AB GÜNDEMİ: COVID-19 Sonrası Rahatlama Önündeki Delta Engeline Karşı Aşı Şartı

COVID-19 Sonrası Rahatlama Önündeki Delta Engeline Karşı Aşı Şartı

COVID-19 salgını sürecinde gelinen noktada endişe uyandıran yeni varyantlar, aşılama oranları,  Avrupa’da ve dünyada yaşanan yeni dalgalar ile aşı olmak konusunda tereddüt yaşayan ya da aşı olmayı reddeden kişiler karşısında salgını kontrol edebilmek amacıyla üye ülkelerin aldıkları yeni tedbirler gündemi meşgul eden konular olarak karşımıza çıkıyor. Siyasi nedenlerle hiçbir hükümet aşının zorunlu hale getirilmesine ilişkin açıkça karar almaya yanaşmazken ülkelerin dolaylı olarak aldıkları önlemlerle vatandaşlarını aşı olmaya zorlamaya çalıştıkları görülüyor. Ancak bireylerin özgürlükleri kısıtlandığı gerekçesiyle itirazlar da giderek daha yüksek sesle dile getiriliyor.

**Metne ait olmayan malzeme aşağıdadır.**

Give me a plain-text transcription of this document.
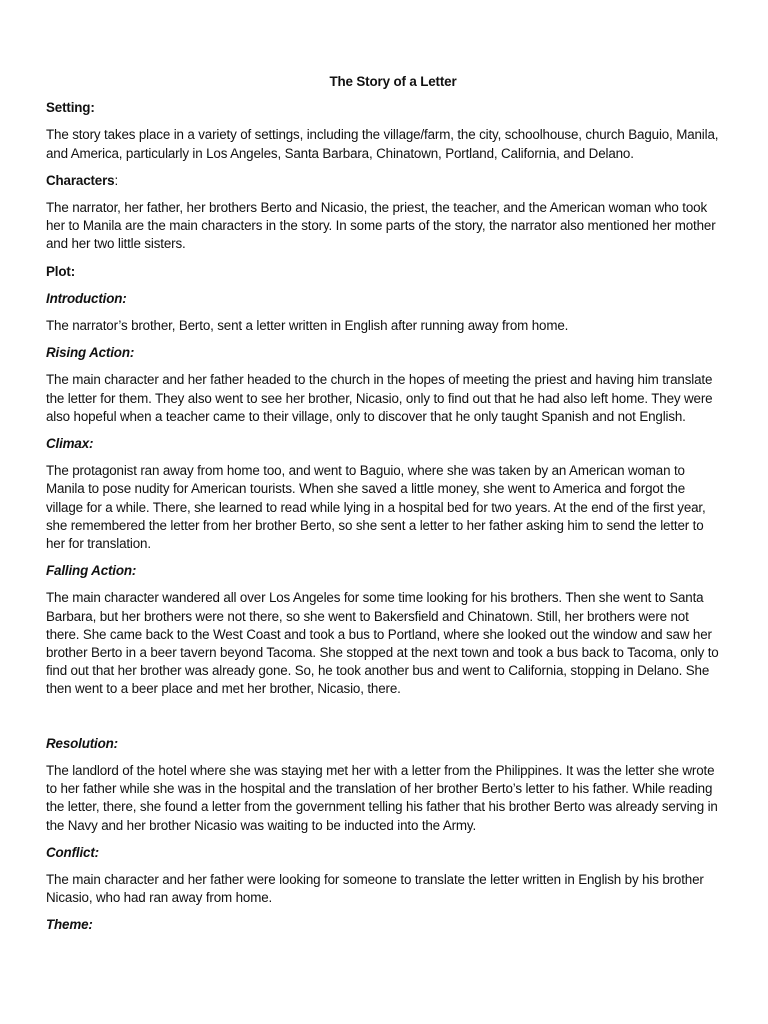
The Story of a Letter
Setting:
The story takes place in a variety of settings, including the village/farm, the city, schoolhouse, church Baguio, Manila, and America, particularly in Los Angeles, Santa Barbara, Chinatown, Portland, California, and Delano.
Characters:
The narrator, her father, her brothers Berto and Nicasio, the priest, the teacher, and the American woman who took her to Manila are the main characters in the story. In some parts of the story, the narrator also mentioned her mother and her two little sisters.
Plot:
Introduction:
The narrator’s brother, Berto, sent a letter written in English after running away from home.
Rising Action:
The main character and her father headed to the church in the hopes of meeting the priest and having him translate the letter for them. They also went to see her brother, Nicasio, only to find out that he had also left home. They were also hopeful when a teacher came to their village, only to discover that he only taught Spanish and not English.
Climax:
The protagonist ran away from home too, and went to Baguio, where she was taken by an American woman to Manila to pose nudity for American tourists. When she saved a little money, she went to America and forgot the village for a while. There, she learned to read while lying in a hospital bed for two years. At the end of the first year, she remembered the letter from her brother Berto, so she sent a letter to her father asking him to send the letter to her for translation.
Falling Action:
The main character wandered all over Los Angeles for some time looking for his brothers. Then she went to Santa Barbara, but her brothers were not there, so she went to Bakersfield and Chinatown. Still, her brothers were not there. She came back to the West Coast and took a bus to Portland, where she looked out the window and saw her brother Berto in a beer tavern beyond Tacoma. She stopped at the next town and took a bus back to Tacoma, only to find out that her brother was already gone. So, he took another bus and went to California, stopping in Delano. She then went to a beer place and met her brother, Nicasio, there.
Resolution:
The landlord of the hotel where she was staying met her with a letter from the Philippines. It was the letter she wrote to her father while she was in the hospital and the translation of her brother Berto’s letter to his father. While reading the letter, there, she found a letter from the government telling his father that his brother Berto was already serving in the Navy and her brother Nicasio was waiting to be inducted into the Army.
Conflict:
The main character and her father were looking for someone to translate the letter written in English by his brother Nicasio, who had ran away from home.
Theme:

Avrupa’da COVID-19 Salgınının Durumu

Avrupa’da Temmuz 2021 sonu itibarıyla diğer varyantlara göre %60 oranında daha fazla bulaşıcı olan delta varyantının hakim hale geldiği, vaka sayılarında yaşanan hızlı artışın da buna bağlı olduğu Dünya Sağlık Örgütü (DSÖ) tarafından yapılan açıklama ile doğrulandı. Hatta ağustos sonu itibarıyla Avrupa’da görülen vakaların %90’ının delta varyantı olacağı öngörülüyor. Bu durumun, kış aylarında yaşanan kapanma sonrası azalan vaka sayıları nedeniyle yaz döneminde kuralları rahatlatmaya başlayan AB ülkelerini zor bir noktaya getirdiği görülüyor. DSÖ Avrupa Direktörü Dr. Kluge, kamu sağlığını korumaya yönelik kısıtlamalarda gevşemeye giden ülkelerin ücretsiz testlere erişimi artırmaları ve filyasyon konusunda daha sıkı tedbirler almaları gerektiğine vurgu yaparken Avrupa Hastalıkları Önleme ve Kontrol Merkezi (ECDC) Direktörü Dr. Andrea Ammon da sosyal mesafe, hijyen ve maske kullanımı gibi önlemlerin sürdürülmesinin kapanmaya gidilmemesi ve toplumun işleyişine devam edebilmesi için gerekliliğine değindi.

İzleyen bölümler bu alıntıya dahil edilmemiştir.